If you haven’t seen the parent post for this article, jump back here to see a complete list of all new features in Configuration Manager 1902.
This post covers the specific additions and improvements to the operating system deployment features that were added to Configuration Manager 1902.
Progress status during an in-place upgrade (IPU) task sequence
Microsoft added progress status into in-place upgrade task sequences. This is another great feature that I’m sure many will appreciate as the reliance on IPU increases. Note that this is for Windows 10 devices exclusively and quells concerns for admins or end users that there is no progress on the task sequence that is running.
I shamelessly stole Microsoft’s screen shot for this one in the absence of opportunity to do full testing yet.
Improvements to task sequence media creation
Task media creation got a little update which now allows to specify a staging area for the temporary data that is created during the media creation process. The default location is within appdata\local\temp of the users profile who is creating the media. This a very good addition as I have seen this cause issues in the past.
We can also now generate our own media label for the task sequence media. The default name is of course Configuration Manager but we can now name that to something that may be more appropriate such as the task sequence name, location, department etc.
Import a single index of an OS image
As you are probably aware the default install.wim file associated with Windows 10 nowadays actually contains all SKUs of the product (except for LTSC or IoT). In most cases an organisation would use just one or two of the editions within the install.wim so this will allow us to be more specific and save a little disk space in the process.
Several notes to make here…
- Note that you cannot type in the path test box, only hit browse. I understand this is due to efficient data validation on the path inside that text box.
- Note the tick box in here when you import a WIM file which enables us to then go and choose an image
- You should then select the index that you require
- **IMPORTANT** The extracted WIM file will automatically be stored in the same folder as the source
Once we continue through the wizard for this we can see that the destination path and file name are confirmed for your info.
I ran a size comparison between the original Windows 10 1803 SAC WIM with all indexes and the extracted Enterprise WIM. The results are below, about 400MB in this instance which is not a huge amount comparatively but when scaled could save a lot of storage and network traffic. I have not yet tried against the other indexes but will update this post once I do.
Optimized image servicing
This addition goes hand in hand with the previous one as it ONLY APPLIES TO SINGLE INDEX WIM FILES. We can now ‘optimise’ the image servicing by also removing superseded updates from the image. I think this is fantastic and should help keep your WIM files trim and proper for a more optimised distribution and indeed build.
Improvements to the Run PowerShell Script task sequence step
A number of additions have been made for running PowerShell scripts within a task sequence. First, we can now simply type, import or copy in a PowerShell script into the ‘Run PowerShell Script’ task without having to add the script to a package and distribute it etc. Whilst you can still do that, this allows more flexibility and does not require is to distribute the content which is handy. Note that you can also edit an existing script in this manner too, it’s not a static entry.

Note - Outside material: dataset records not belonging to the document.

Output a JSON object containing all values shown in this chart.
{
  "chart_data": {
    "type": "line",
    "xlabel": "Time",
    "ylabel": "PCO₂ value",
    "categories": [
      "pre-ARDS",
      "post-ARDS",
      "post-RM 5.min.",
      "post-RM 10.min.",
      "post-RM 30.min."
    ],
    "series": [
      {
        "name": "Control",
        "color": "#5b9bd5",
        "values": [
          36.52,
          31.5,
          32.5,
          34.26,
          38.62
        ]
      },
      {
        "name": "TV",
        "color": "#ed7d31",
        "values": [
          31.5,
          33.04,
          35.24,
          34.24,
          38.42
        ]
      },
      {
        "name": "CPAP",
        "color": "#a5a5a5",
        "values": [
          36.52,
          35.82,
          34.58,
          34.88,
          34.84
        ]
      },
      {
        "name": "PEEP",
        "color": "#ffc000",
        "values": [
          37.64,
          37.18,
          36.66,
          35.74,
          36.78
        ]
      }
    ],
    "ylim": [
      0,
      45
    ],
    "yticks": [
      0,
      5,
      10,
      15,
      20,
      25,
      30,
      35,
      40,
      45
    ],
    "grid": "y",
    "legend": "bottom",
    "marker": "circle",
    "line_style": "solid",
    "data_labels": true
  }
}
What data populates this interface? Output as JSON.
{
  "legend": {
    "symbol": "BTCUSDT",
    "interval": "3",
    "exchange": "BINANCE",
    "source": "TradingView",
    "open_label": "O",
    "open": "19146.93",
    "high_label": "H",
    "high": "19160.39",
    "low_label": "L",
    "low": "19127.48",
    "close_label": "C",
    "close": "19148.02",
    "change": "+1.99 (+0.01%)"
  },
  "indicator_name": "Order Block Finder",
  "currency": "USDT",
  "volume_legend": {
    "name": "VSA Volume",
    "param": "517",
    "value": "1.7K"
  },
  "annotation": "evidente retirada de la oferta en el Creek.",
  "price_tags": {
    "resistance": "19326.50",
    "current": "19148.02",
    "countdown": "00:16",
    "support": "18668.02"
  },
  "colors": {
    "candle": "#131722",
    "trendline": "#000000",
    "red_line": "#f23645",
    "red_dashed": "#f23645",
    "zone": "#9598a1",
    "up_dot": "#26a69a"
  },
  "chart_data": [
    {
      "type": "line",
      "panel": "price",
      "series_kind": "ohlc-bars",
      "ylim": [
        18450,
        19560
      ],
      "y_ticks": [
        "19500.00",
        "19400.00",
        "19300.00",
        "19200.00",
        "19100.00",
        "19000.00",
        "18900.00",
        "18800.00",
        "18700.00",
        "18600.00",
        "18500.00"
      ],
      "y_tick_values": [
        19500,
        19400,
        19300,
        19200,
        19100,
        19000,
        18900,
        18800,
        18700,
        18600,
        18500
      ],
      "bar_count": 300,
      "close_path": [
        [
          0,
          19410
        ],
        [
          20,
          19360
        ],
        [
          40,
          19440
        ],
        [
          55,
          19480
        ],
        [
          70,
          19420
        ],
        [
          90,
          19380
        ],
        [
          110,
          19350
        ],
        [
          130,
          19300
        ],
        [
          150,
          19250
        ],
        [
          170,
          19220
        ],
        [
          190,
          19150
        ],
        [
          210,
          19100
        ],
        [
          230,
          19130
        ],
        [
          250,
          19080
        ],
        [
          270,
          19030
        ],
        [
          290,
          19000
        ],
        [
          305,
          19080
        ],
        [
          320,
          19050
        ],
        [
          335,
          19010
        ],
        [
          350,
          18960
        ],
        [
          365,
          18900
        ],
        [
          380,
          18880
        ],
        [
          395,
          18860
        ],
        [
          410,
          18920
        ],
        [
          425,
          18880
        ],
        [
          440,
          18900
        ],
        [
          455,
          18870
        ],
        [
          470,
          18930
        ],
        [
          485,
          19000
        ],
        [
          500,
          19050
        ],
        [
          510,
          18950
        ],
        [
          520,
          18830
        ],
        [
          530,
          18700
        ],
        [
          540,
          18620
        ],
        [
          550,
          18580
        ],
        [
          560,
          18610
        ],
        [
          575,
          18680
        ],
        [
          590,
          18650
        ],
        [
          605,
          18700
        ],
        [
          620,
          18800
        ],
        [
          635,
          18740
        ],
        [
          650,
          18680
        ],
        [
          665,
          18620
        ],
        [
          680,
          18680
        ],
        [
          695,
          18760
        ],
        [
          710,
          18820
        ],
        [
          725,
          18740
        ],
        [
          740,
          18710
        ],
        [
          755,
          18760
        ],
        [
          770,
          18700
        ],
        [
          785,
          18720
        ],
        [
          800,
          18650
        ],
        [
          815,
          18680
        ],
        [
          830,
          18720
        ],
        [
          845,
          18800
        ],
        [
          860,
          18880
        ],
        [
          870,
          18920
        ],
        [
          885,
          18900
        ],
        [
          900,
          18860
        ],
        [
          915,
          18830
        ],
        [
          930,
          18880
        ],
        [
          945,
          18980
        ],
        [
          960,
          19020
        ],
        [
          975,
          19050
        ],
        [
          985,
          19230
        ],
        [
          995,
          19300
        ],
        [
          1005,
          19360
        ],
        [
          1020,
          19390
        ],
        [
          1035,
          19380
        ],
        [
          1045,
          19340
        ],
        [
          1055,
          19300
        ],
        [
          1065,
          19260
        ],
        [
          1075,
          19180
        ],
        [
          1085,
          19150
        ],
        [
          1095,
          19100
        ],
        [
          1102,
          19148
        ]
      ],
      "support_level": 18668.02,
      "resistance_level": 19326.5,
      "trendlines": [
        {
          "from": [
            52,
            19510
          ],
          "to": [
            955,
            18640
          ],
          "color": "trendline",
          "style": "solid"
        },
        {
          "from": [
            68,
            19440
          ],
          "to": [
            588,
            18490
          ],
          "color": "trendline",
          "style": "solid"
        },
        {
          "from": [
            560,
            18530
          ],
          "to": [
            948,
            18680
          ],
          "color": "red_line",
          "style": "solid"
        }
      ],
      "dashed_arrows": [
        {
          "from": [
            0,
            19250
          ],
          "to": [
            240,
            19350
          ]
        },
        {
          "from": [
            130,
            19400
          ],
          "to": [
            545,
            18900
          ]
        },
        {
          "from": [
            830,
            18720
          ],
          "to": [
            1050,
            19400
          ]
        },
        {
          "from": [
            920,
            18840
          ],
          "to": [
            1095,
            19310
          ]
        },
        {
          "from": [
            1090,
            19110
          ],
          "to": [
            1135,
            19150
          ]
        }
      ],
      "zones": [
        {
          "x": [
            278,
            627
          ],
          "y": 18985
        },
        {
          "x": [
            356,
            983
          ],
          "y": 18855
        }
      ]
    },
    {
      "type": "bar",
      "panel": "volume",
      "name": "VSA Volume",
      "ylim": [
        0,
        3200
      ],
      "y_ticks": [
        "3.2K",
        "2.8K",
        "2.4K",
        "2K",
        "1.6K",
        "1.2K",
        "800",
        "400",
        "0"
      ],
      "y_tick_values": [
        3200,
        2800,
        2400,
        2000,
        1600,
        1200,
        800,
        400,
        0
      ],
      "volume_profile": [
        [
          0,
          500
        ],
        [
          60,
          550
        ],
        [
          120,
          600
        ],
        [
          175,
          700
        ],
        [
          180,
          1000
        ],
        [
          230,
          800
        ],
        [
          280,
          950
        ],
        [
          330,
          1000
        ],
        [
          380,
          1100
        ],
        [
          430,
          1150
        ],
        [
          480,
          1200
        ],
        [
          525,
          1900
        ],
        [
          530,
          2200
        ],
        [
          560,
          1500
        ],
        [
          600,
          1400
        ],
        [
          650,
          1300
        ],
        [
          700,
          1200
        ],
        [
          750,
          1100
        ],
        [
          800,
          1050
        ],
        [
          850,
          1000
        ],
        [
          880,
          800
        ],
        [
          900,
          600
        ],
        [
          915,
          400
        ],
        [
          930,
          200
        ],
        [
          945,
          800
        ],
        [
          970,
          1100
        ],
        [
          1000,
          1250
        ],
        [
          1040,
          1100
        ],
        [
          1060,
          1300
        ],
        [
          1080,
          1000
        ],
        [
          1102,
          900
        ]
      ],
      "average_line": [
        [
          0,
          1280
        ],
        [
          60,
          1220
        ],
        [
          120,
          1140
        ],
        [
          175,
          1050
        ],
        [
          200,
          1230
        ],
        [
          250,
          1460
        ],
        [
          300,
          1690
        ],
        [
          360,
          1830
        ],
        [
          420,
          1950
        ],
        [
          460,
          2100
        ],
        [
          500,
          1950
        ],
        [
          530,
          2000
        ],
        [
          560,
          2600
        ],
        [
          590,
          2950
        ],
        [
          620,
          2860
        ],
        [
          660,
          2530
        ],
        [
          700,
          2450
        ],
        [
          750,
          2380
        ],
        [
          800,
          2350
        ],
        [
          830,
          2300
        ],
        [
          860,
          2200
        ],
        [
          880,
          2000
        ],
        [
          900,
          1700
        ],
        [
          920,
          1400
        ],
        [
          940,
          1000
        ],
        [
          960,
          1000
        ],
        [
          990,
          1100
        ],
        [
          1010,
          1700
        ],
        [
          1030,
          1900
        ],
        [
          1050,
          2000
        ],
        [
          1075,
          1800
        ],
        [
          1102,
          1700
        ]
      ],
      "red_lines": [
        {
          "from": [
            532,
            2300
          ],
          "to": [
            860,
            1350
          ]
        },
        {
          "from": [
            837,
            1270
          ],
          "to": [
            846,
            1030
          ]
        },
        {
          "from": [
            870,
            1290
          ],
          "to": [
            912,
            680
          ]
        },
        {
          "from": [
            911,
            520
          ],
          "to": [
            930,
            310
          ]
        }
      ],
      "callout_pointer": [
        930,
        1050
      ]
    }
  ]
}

If we hit the ‘Open’ button, we can go browse for a ps1 file and import that into the dialog box. If we hit the ‘Browse’ button we can go select a previously added Run Script and use that. Also note the edit tick box. When you try to amend an existing entry the whole script is greyed out, you need select edit before making your changes. Great addition!
The second item here is saving the output of your script into a task sequence variable. If your script returns an output, then you can store this by entering your own variable name in the highlighted text box and the use this elsewhere in your task sequence perhaps as a condition on a further step. This unlocks lots of potential and I look forwards to playing with this one a bit more in the near future
In addition to these features, if you wish to add your script parameters into the task sequence logging (SMSTS.log) then you must add a step prior to the Run PowerShell Script step, this will enable logging of the script parameters into your log files.
You need only do this once in the task sequence and I suggest you should do this at the beginning. The default behaviour if this parameter is not set, is to NOT log any script parameters into task sequence logging.
Other improvements to OSD
On top of these other awesome additions we also have a further sprinkling of new gadgets to play with.
Now, we have a view option on a task sequence, which I find very handy. Also note – When you double click a task sequence the default action will now be view, not properties.
Also new, we have additional information when a task sequence fails. The usual dialog failure window will now show us the task sequence step that failed. Super useful.
The task sequence variable OSDDoNotLogCommand task sequence variable has had a slight uplift in that it will now also hides the command line itself from a ‘Run Command Line’ where previously it only hid the program name. This will assist anyone with security concerns over information passed in a command line or indeed multi-tenant environments which may share task sequences.
Finally in OSD improvements, the distribution point PXE without WDS functionality that was introduced in 1806 can now be applied to a DHCP server. Previously this was not the case and was an issue for many distributed or smaller organisations that ran a single server with multiple roles perhaps in a small branch office.